Un film di Woody Allen. Con Jim Belushi, Juno Temple, Justin Timberlake, Kate Winslet, Max Casella, Jack Gore. Drammatico, 101′. USA 2017

Coney Island, 1950. Le vite di quattro personaggi si intrecciano ai piedi della celebre ruota panoramica: quella dell’imbronciata e malinconica Ginny (Winslet), ex attrice emotivamente instabile, ora cameriera presso un modesto ristorante di pesce; di suo marito Humpty (Belushi), rozzo manovratore di giostre; del giovane Mickey  (Timberlake), un bagnino di bell’aspetto che coltiva aspirazioni da commediografo; e della ribelle  Carolina (Temple), la figlia che Humpty non ha visto per molto tempo e che ora è costretta a nascondersi nell’appartamento del padre per sfuggire a un gruppo di spietati gangster che le dà la caccia.

 

A un anno di distanza da “Café Society”, Woody Allen torna dietro la macchina da presa con un esile dramma che trova nella suggestiva ambientazione anni ’50 il suo vero punto di forza. Interamente immerso nel coloratissimo microcosmo di una fiabesca Coney Island tanto sfarzosa quanto limitante, “La ruota delle meraviglie” diviene un’assordante metafora del disordine interiore e dell’instabilità emotiva.

Nel cuore di questo incessante frastuono si consumano incolori le giornate di Ginny, interpretata da una Kate Winslet in stato di grazia: l’attrice diventa ora una sciatta Norma Desmond, ora un’ossessiva Madame Bovary, infine, una Medea postmoderna senza rimorsi. Una performance disperatamente travolgente e mai sopra le righe per un personaggio spinoso, difficile da mettere in scena in maniera credibile.

Si potrà sostenere che i film di Allen continuano da anni a ruotare attorno ai medesimi temi (necessità delle illusioni, desideri infranti, amori e infedeltà), ma altrettanto innegabile è che il cineasta newyorchese sa rappresentarli attraverso sempre nuove suggestioni visive e sonore, e inedite cornici narrative.

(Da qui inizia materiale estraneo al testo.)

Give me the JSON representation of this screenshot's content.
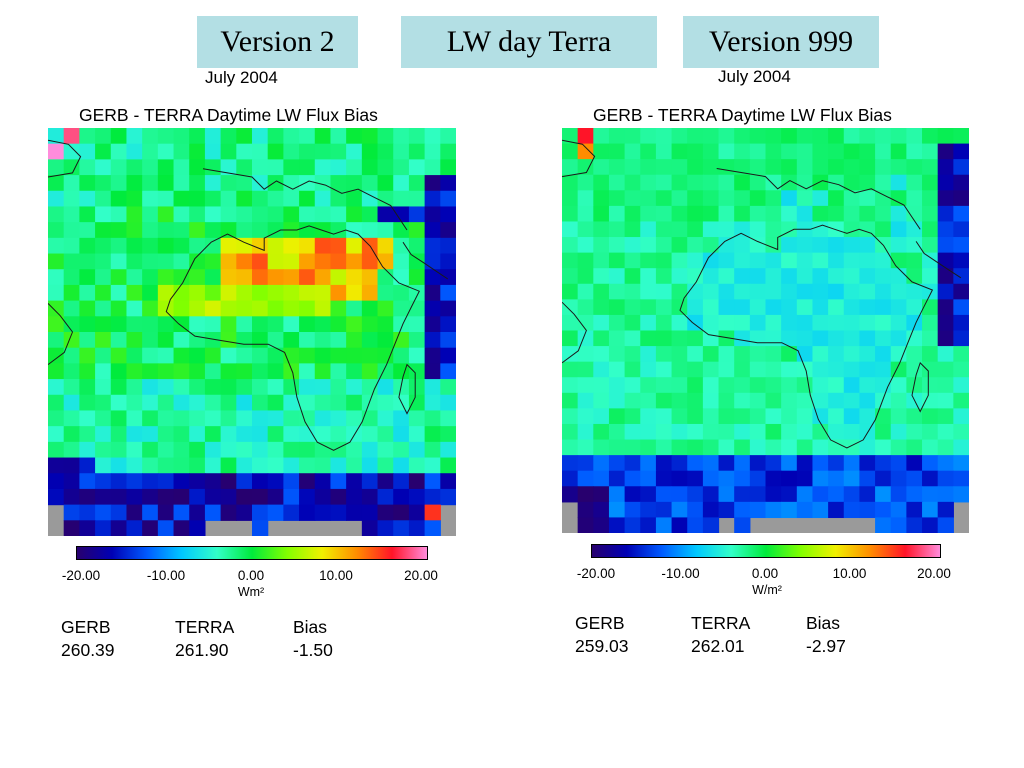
{
  "header": {
    "left_label": "Version 2",
    "center_label": "LW day Terra",
    "right_label": "Version 999"
  },
  "chart_data": [
    {
      "type": "heatmap",
      "subtitle": "July 2004",
      "title": "GERB - TERRA Daytime LW Flux Bias",
      "colorbar": {
        "range": [
          -20,
          20
        ],
        "ticks": [
          "-20.00",
          "-10.00",
          "0.00",
          "10.00",
          "20.00"
        ],
        "unit": "Wm²"
      },
      "stats": {
        "headers": [
          "GERB",
          "TERRA",
          "Bias"
        ],
        "values": [
          "260.39",
          "261.90",
          "-1.50"
        ]
      },
      "anomalies": [
        {
          "region": "NW corner",
          "values": [
            18,
            13
          ]
        },
        {
          "region": "Sahara / Arabia",
          "values": [
            6,
            7,
            8,
            9,
            10,
            11,
            12,
            13,
            15
          ]
        },
        {
          "region": "Sahel band",
          "values": [
            3,
            4,
            5,
            6
          ]
        },
        {
          "region": "Southern edge",
          "values": [
            -15,
            -18,
            -20,
            15
          ]
        },
        {
          "region": "East edge",
          "values": [
            -12,
            -16,
            -19
          ]
        }
      ]
    },
    {
      "type": "heatmap",
      "subtitle": "July 2004",
      "title": "GERB - TERRA Daytime LW Flux Bias",
      "colorbar": {
        "range": [
          -20,
          20
        ],
        "ticks": [
          "-20.00",
          "-10.00",
          "0.00",
          "10.00",
          "20.00"
        ],
        "unit": "W/m²"
      },
      "stats": {
        "headers": [
          "GERB",
          "TERRA",
          "Bias"
        ],
        "values": [
          "259.03",
          "262.01",
          "-2.97"
        ]
      },
      "anomalies": [
        {
          "region": "NW corner",
          "values": [
            16,
            12
          ]
        },
        {
          "region": "Africa land",
          "values": [
            -3,
            -4,
            -5
          ]
        },
        {
          "region": "Southern edge",
          "values": [
            -14,
            -17,
            -20
          ]
        },
        {
          "region": "East edge",
          "values": [
            -14,
            -17,
            -19
          ]
        }
      ]
    }
  ]
}
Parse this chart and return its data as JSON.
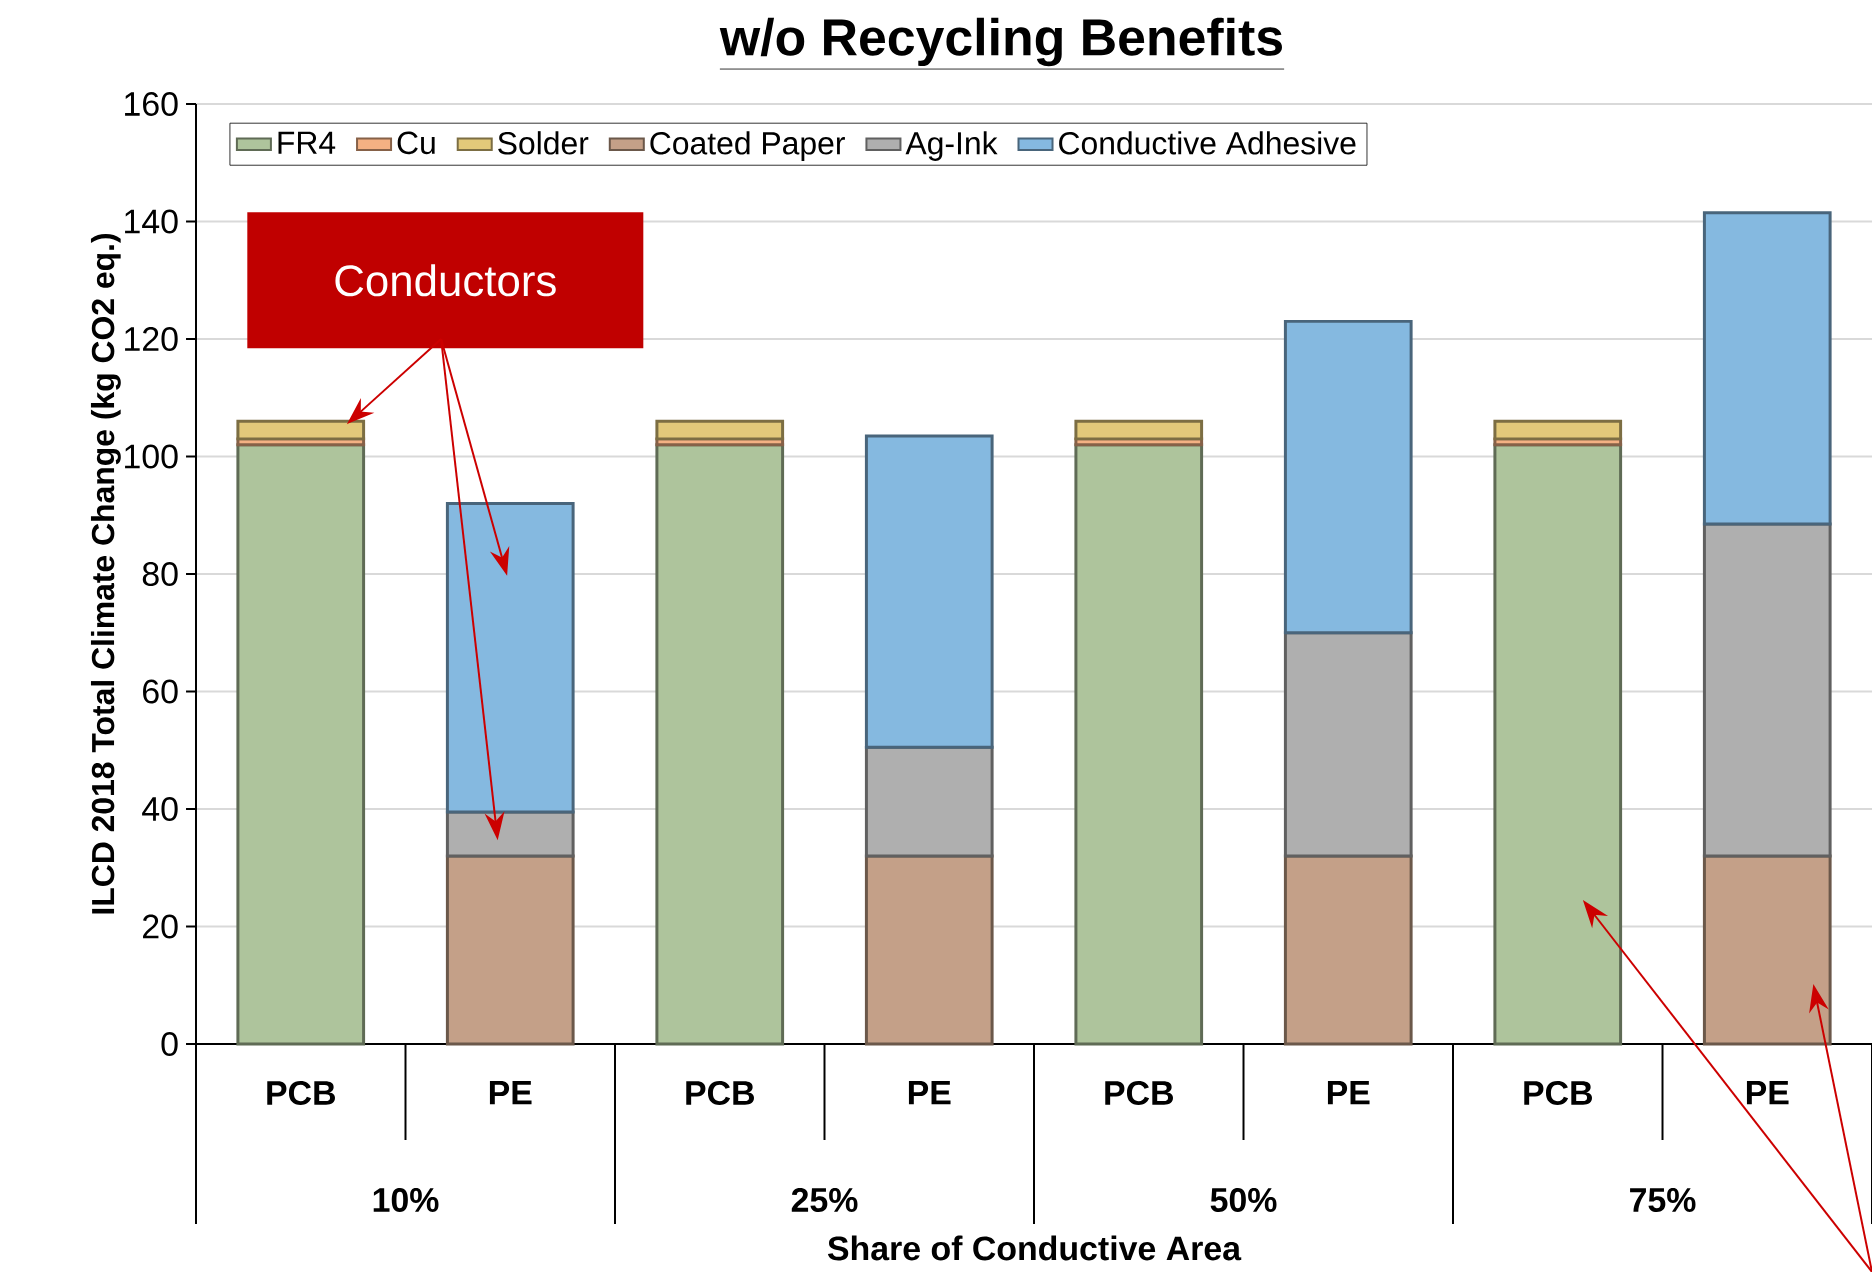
{
  "chart_data": {
    "type": "bar",
    "stacked": true,
    "title": "w/o Recycling Benefits",
    "xlabel": "Share of Conductive Area",
    "ylabel": "ILCD 2018 Total Climate Change (kg CO2 eq.)",
    "categories": [
      "PCB",
      "PE",
      "PCB",
      "PE",
      "PCB",
      "PE",
      "PCB",
      "PE"
    ],
    "series": [
      {
        "name": "FR4",
        "color": "#aec49c",
        "values": [
          102,
          null,
          102,
          null,
          102,
          null,
          102,
          null
        ]
      },
      {
        "name": "Cu",
        "color": "#f4b183",
        "values": [
          1,
          null,
          1,
          null,
          1,
          null,
          1,
          null
        ]
      },
      {
        "name": "Solder",
        "color": "#e2c97a",
        "values": [
          3,
          null,
          3,
          null,
          3,
          null,
          3,
          null
        ]
      },
      {
        "name": "Coated Paper",
        "color": "#c4a088",
        "values": [
          null,
          32,
          null,
          32,
          null,
          32,
          null,
          32
        ]
      },
      {
        "name": "Ag-Ink",
        "color": "#afafaf",
        "values": [
          null,
          7.5,
          null,
          18.5,
          null,
          38,
          null,
          56.5
        ]
      },
      {
        "name": "Conductive Adhesive",
        "color": "#85b9e0",
        "values": [
          null,
          52.5,
          null,
          53,
          null,
          53,
          null,
          53
        ]
      }
    ],
    "ylim": [
      0,
      160
    ],
    "yticks": [
      0,
      20,
      40,
      60,
      80,
      100,
      120,
      140,
      160
    ],
    "grid": "y",
    "legend": "top left",
    "annotations": [
      "Conductors",
      "10%",
      "25%",
      "50%",
      "75%"
    ]
  }
}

“La ruota delle meraviglie” si configura come spietata elegia delle debolezze umane. Vanità, invidia e assuefazione sono solo alcuni dei violenti sentimenti che il cinico genio dell’ironia fa irrompere sullo schermo, di fronte agli occhi avidi e increduli dello spettatore.

Il consueto pessimismo di Allen, con l’immancabile personaggio che sceglie il male perché incapace di affrontare le conseguenze del fallimento e dell’errore, qui non dà vita a un quesito filosofico razionale, non salva e non condanna.

La sconfitta dei personaggi è senza appello e manca anche quel minimo di consolazione presente nei precedenti film. Non c’è umorismo né un briciolo di rivalsa professionale che tenga i protagonisti a galla. Qui affondano tutti.